Президент несколько минут хранил молчание, как бы обдумывая услышанное. Коллинз застыл в напряженном ожидании, мысленно сложив пальцы крестом.

— Постойте, Крис. Каковы ваши конкретные обвинения против директора ФБР? По-вашему, Тайнэн строит по всей стране концлагеря. У вас есть доказательства, что эти строения предназначаются именно для инакомыслящих? По-вашему, Тайнэн заключил с Раденбау сделку: освободил его из тюрьмы, снабдил документами… Вы можете доказать, что такая сделка действительно имела место, что Тайнэн принимал в ней участие, что Раденбау не умер, как о том сообщали судебные власти? Вы обвиняете Тайнэна в том, что он передал деньги из тайника убийце Мейнарда, но сами признаете, что доказать этого не можете, так? Вы обвиняете Тайнэна в том, что он использует жителей городка одной аризонской компании как подопытных кроликов в своих экспериментах.

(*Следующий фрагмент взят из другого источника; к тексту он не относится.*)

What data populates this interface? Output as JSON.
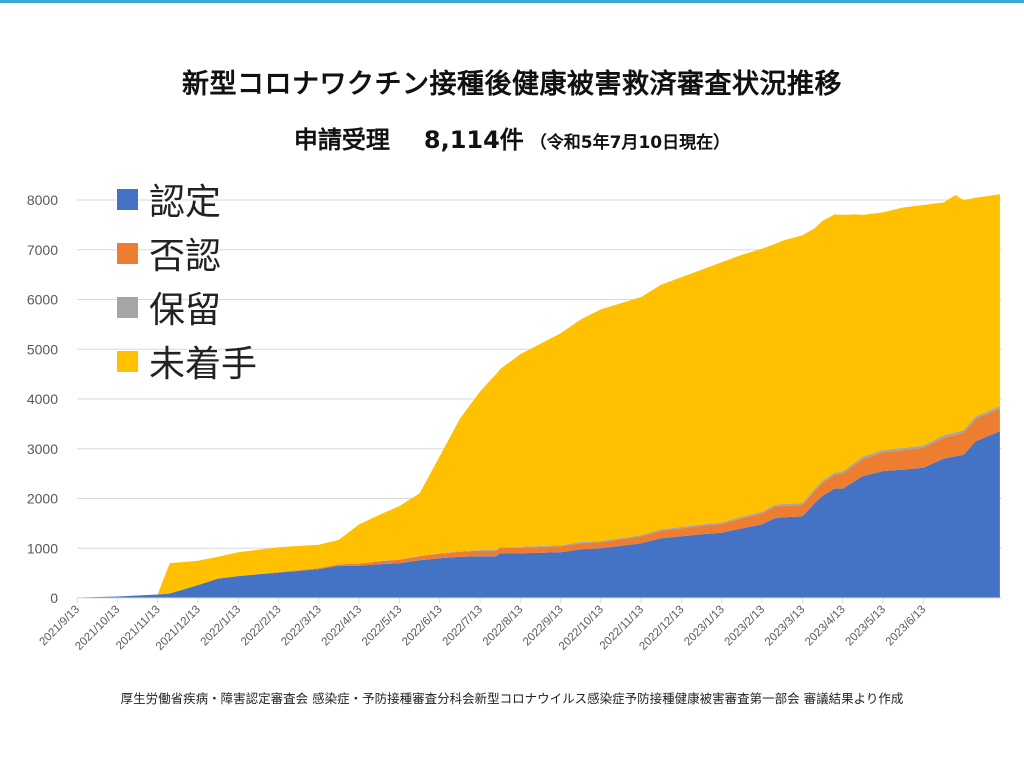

Мы знаем, что Тайнэн занимается этим городом, но сможете ли вы доказать, что он использовал. его в каких-то грязных целях? По-вашему, Тайнэн — это новый профессор Мориарти, автор зловещего заговора, суть которого изложена в некоем документе «Р». Вы слышали о нем от Бакстера лично? Вы точно знаете, что он существует и что — если существует — представляет собою источник опасности? Что у вас есть, Крис, кроме сплетения слухов и фантастических домыслов? И на их основании, не представив никаких неоспоримых доказательств, вы требуете увольнения директора ФБР, одного из наиболее энергичных и популярных работников государственного аппарата? В своем ли вы уме, Крис? Уволить Тайнэна? За что? Принять ваше предложение невозможно, Крис, просто невозможно.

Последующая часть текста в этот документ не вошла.